Lag phase during the action of phospholipase A2 on phosphatidylcholine modified by alkanols.

Theaction of pig pancreatic phospholipase A2 (EC 3.1.1.4) on phosphatidylcholine bilayer is studied under a variety of substrate modification conditions including the incorporation of long chain alcohols (hexanol and several isomeric octanols) into the bilayer. The rate of hydrolysis shows a biphasic dependence upon the concentration of the activating alcohol. The hexanol to lipid molar ratio in the bilayer is approximately 1.4:1 at the optimal alkanol concentration. The lag phase at the beginning of hydrolysis has been shown to depend upon the nature of the bilayer as modified by different alkanols and by intrinsic differences in the unilamellar vesicles (approximate diameter approximately 250 A) compared to the multilamellar vesicles.
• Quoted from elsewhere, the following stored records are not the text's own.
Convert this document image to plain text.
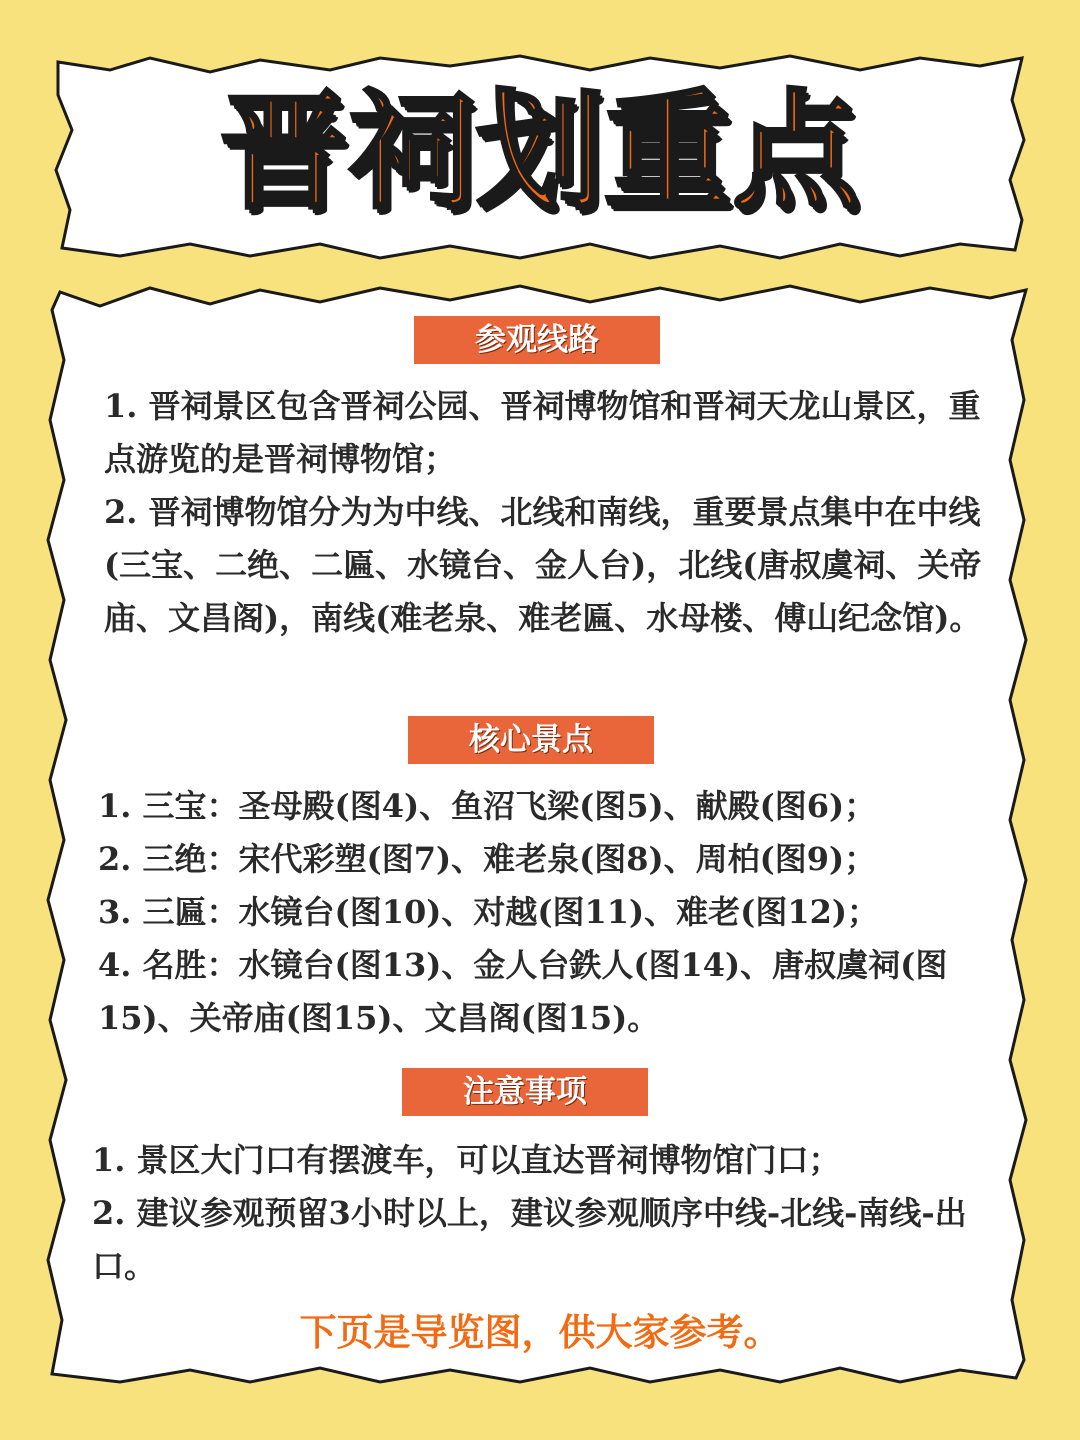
晋祠划重点
参观线路

1. 晋祠景区包含晋祠公园、晋祠博物馆和晋祠天龙山景区，重点游览的是晋祠博物馆；

2. 晋祠博物馆分为为中线、北线和南线，重要景点集中在中线(三宝、二绝、二匾、水镜台、金人台)，北线(唐叔虞祠、关帝庙、文昌阁)，南线(难老泉、难老匾、水母楼、傅山纪念馆)。

核心景点

1. 三宝：圣母殿(图4)、鱼沼飞梁(图5)、献殿(图6)；

2. 三绝：宋代彩塑(图7)、难老泉(图8)、周柏(图9)；

3. 三匾：水镜台(图10)、对越(图11)、难老(图12)；

4. 名胜：水镜台(图13)、金人台鉄人(图14)、唐叔虞祠(图15)、关帝庙(图15)、文昌阁(图15)。

注意事项

1. 景区大门口有摆渡车，可以直达晋祠博物馆门口；

2. 建议参观预留3小时以上，建议参观顺序中线-北线-南线-出口。

下页是导览图，供大家参考。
The rate constant for the activation process responsible for the lag period is first order and does not depend upon the concentration of the enzyme, substrate, alkanol, and calcium. These and other experiments are interpreted in terms of a hypothesis that the pancreatic phospholipase interacts with the bilayer by a catalytic and a recognition site. The data suggest that the packing of the interface regulates the interaction of both the catalytic and the recognition site. It is postulated that the biphasic activation profile as a function of hexanol concentration may be a consequence of two-site interactions between the enzyme and the substrate interface.